Pierre Lenthéric est maître d'étude et professeur de mathématiques au Collège royal de Montpellier dès 1811. En 1815 il est chargé de l'enseignement des mathématiques élémentaires. Auteur de deux thèses, l'une sur la cosmographie des habitants de la lune, l'autre sur l'optique des poissons et d'un mémoire sur les mouvements relatifs insérés dans les Annales de mathématiques. A la faculté des sciences de Montpellier, il est chargé de cours à la chaire de mathématiques transcendantes en 1825 et en devient titulaire en 1833. En 1844, il est nommé titulaire de la chaire de physique de manière provisoire, après le départ à la retraite du professeur Gergonne. A partir de 1841, il compte parmi les conseillers municipaux de la ville de Montpellier. Il devient maire entre décembre 1848 et janvier 1849.

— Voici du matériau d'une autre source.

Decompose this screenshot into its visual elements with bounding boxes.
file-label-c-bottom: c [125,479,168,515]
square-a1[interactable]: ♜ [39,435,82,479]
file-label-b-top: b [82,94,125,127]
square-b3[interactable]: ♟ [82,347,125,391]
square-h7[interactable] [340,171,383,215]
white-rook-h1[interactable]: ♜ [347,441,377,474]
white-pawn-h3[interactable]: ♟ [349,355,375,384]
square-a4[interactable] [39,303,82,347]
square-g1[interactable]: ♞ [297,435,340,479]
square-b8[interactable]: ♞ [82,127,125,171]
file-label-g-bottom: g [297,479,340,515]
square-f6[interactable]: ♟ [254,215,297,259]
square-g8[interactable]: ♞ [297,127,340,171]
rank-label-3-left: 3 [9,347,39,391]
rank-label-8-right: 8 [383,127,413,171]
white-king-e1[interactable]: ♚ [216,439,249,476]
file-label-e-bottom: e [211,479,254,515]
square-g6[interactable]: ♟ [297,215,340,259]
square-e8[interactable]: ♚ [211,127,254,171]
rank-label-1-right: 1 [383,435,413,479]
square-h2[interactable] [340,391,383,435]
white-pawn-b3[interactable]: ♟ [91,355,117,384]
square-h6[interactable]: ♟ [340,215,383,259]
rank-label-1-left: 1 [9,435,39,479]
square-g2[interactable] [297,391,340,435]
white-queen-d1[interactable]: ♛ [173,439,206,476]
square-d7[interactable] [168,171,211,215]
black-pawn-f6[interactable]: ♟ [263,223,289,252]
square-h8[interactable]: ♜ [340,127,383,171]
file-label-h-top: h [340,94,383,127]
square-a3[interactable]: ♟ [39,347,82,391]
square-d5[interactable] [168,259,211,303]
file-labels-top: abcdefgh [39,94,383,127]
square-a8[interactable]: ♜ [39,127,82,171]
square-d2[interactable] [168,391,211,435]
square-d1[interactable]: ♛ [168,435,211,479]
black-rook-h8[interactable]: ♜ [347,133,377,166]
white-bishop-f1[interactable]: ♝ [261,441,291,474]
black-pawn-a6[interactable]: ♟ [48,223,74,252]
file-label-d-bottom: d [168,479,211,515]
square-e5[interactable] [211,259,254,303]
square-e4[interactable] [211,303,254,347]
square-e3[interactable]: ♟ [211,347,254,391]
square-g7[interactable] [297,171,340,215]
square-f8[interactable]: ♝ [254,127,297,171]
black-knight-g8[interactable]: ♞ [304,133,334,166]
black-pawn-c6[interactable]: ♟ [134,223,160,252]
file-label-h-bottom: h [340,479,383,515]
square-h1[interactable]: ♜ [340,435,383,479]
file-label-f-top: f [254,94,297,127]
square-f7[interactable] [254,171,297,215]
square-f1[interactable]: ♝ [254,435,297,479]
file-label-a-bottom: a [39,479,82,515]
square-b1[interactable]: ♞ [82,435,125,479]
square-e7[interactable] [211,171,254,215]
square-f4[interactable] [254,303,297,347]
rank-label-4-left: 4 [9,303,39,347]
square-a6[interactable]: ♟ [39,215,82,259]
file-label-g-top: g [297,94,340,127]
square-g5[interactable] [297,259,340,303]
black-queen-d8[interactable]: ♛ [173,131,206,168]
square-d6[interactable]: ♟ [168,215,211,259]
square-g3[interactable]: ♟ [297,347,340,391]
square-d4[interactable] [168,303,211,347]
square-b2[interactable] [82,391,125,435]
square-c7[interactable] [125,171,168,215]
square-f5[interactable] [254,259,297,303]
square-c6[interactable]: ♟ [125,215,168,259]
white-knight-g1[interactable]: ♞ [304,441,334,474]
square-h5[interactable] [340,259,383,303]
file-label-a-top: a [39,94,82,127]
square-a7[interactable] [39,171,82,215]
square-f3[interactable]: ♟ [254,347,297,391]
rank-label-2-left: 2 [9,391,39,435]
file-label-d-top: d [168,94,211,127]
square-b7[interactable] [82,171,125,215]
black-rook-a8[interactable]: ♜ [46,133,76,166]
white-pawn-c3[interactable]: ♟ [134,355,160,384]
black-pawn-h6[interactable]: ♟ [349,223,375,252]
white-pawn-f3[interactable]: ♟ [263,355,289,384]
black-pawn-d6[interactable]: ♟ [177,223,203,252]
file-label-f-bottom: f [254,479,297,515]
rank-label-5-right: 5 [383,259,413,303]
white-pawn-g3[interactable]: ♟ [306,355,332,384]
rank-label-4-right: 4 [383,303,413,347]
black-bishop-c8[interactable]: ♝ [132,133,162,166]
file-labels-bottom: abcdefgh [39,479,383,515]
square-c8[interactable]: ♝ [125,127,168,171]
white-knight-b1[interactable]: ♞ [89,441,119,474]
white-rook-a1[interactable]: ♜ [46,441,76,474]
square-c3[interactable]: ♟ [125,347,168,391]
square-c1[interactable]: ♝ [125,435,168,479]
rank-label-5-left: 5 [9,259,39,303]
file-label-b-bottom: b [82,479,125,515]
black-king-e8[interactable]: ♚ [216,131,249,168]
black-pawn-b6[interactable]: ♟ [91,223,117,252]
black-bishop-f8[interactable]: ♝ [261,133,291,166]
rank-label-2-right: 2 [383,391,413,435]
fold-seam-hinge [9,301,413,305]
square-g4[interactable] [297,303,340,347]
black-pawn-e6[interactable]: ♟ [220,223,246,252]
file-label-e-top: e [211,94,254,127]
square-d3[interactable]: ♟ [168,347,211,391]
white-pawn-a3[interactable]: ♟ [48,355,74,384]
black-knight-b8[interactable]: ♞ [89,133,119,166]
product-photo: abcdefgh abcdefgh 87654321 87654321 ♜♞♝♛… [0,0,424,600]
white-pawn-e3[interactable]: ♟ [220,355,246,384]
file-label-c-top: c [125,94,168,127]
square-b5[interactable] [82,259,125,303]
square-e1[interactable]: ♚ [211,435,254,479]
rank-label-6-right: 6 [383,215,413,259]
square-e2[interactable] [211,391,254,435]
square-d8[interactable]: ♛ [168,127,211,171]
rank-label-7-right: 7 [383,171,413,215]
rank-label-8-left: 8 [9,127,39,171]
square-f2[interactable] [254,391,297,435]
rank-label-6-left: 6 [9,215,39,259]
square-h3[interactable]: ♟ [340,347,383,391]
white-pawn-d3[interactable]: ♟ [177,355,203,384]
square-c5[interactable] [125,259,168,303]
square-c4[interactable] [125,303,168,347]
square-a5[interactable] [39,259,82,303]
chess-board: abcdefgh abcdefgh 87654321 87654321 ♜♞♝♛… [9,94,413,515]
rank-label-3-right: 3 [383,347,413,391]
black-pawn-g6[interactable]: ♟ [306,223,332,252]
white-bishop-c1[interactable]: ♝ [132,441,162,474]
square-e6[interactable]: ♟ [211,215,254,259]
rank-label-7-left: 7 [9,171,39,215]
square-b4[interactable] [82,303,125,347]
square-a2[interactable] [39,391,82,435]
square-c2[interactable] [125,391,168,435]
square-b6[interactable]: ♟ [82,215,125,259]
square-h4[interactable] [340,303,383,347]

Pierre Lenthéric est membre de l'Académie des Sciences et Lettres de Montpellier entre 1847 et 1849.
Source : Geneanet
LENTHÉRIC (PIERRE), professeur. Il marche droit ; pratique la justice ; dit la vérité qui est dans son cœur ; sa langue ne calomnie jamais ; il ne fait point de mal à son semblable ; ne verse point l'opprobre sur son prochain ; dédaigne l'homme méprisable ; il honore ceux qui craignent le Seigneur et tient son serment, même à son détriment, (Ps. XV.) C'est ainsi que le Psalmiste a tracé, il y a vingt-cinq siècles, le caractère de celui dont nous allons esquisser la vie. Dans la fertile vallée de Béziers, au nord de cette charmante ville, est située une petite commune nommée Allignan-du-Vent. On y trouve la simplicité, les mœurs de la campagne, mais non pas l'ignorance. Les habitants parlent français, distinction honorable dans une contrée où l'idiome languedocien est la langue usuelle. Il y a quelques années que l'Université renfermait plus de vingt fonctionnaires, inspecteurs, proviseurs, professeurs, etc., nés à Allignan où l'on compte à peine onze cents âmes. Existe-t-il un second village en France duquel on puisse en dire autant ? Une autre singularité est que plus du quart des familles de l'endroit portent le nom lombard Lentheric, devenu synonyme, dans le pays, d’honneur et probité.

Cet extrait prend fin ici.